What was about to be a 'steady on, Jeeves,' or similar exclamation-- for there are liberties and then there are liberties-- died on my lips, as said lips were covered by other lips. Jeeves's, to be precise. The Wooster bean is not ordinarily up to quick thinking, but as the fellow I tend to leave the quick thinking to was the one causing the need for it, it managed to come up with the goods. Jeeves had misunderstood me so utterly it was nearly laughable, but I doubted he'd want to be laughed at just now.
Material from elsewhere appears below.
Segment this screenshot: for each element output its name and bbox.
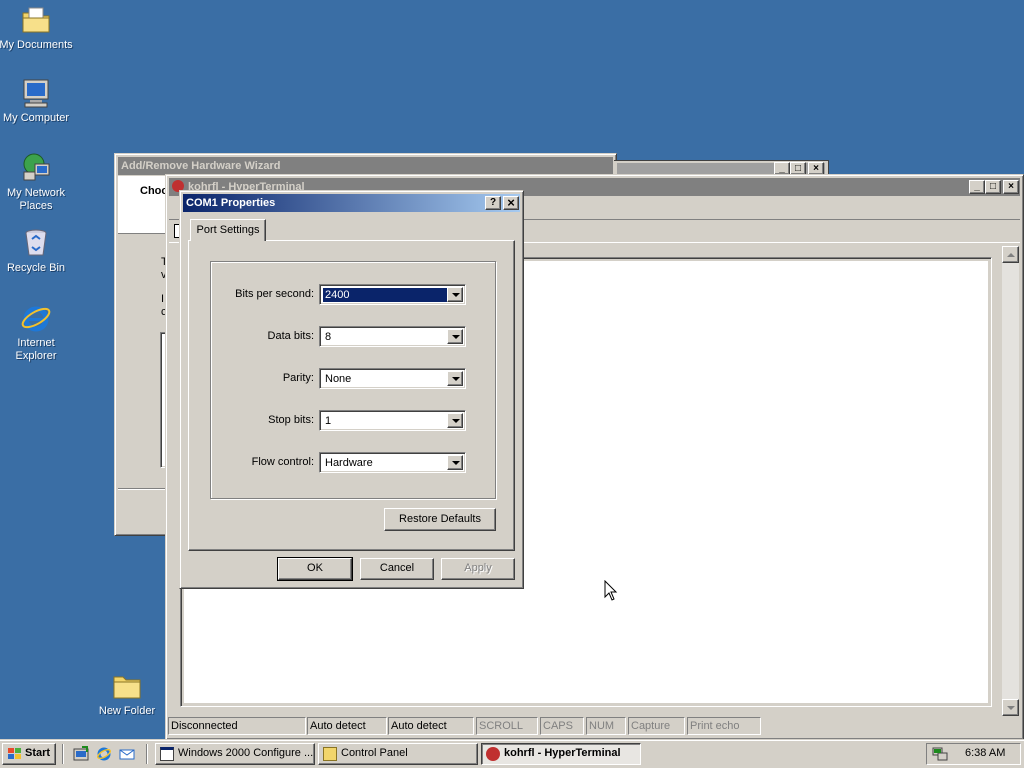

While I'd been thinking of gliding walks and serene thoughts, of domestic harmony and everything just so, he'd concentrated on the loving hearts and sweet dearness, and had apparently been hoping for some declaration of this s. d. from me for some time.

[identity profile] thirstyrobot.livejournal.com 2009-11-03 02:54 am (UTC)(link)
My idea with this one, quite simply (and fairly obviously), was to kind of turn the 'both secretly pining' cliché on its ear. Bertie being as sex-oblivious and innocent as he ever is in that kind of setup, but when the moment comes where the kiss and declaration from Jeeves would bring about the good old epiphany, it doesn't, because Jeeves has totally misread what kind of adoring Bertie's been doing.

And okay, all that's been done too. I almost, at this point where Bertie's copping onto the misunderstanding, had him do the doltish spluttering thing and cause a big old argument. The "choose your own adventure" version of this would diverge depending on whether or not Bertie has the wherewithal not to actually laugh. I think I remember that around the time I wrote this I'd just read one too many things where Bertie was just a little too clueless, so I let him have a clue.

There's two possible endings after the close of this, too-- the happy one where Bertie warms up to it quick-like and falls equally head-over-heels, and the not-so-happy one where he's guiltily going through the motions because he wants Jeeves to stay and wants Jeeves to be happy. And maybe a third (or combination of the two) where Jeeves works out what's happened and it all goes horribly wrong. Maybe in the midst of a painful rift, Bertie finally gets his epiphany, or maybe he doesn't. And maybe he does and it all works out okay, or maybe he does and it still doesn't get fixed. I prefer them to get their happily-ever-after, of course, but I like playing with things that will mean it won't come without a fight.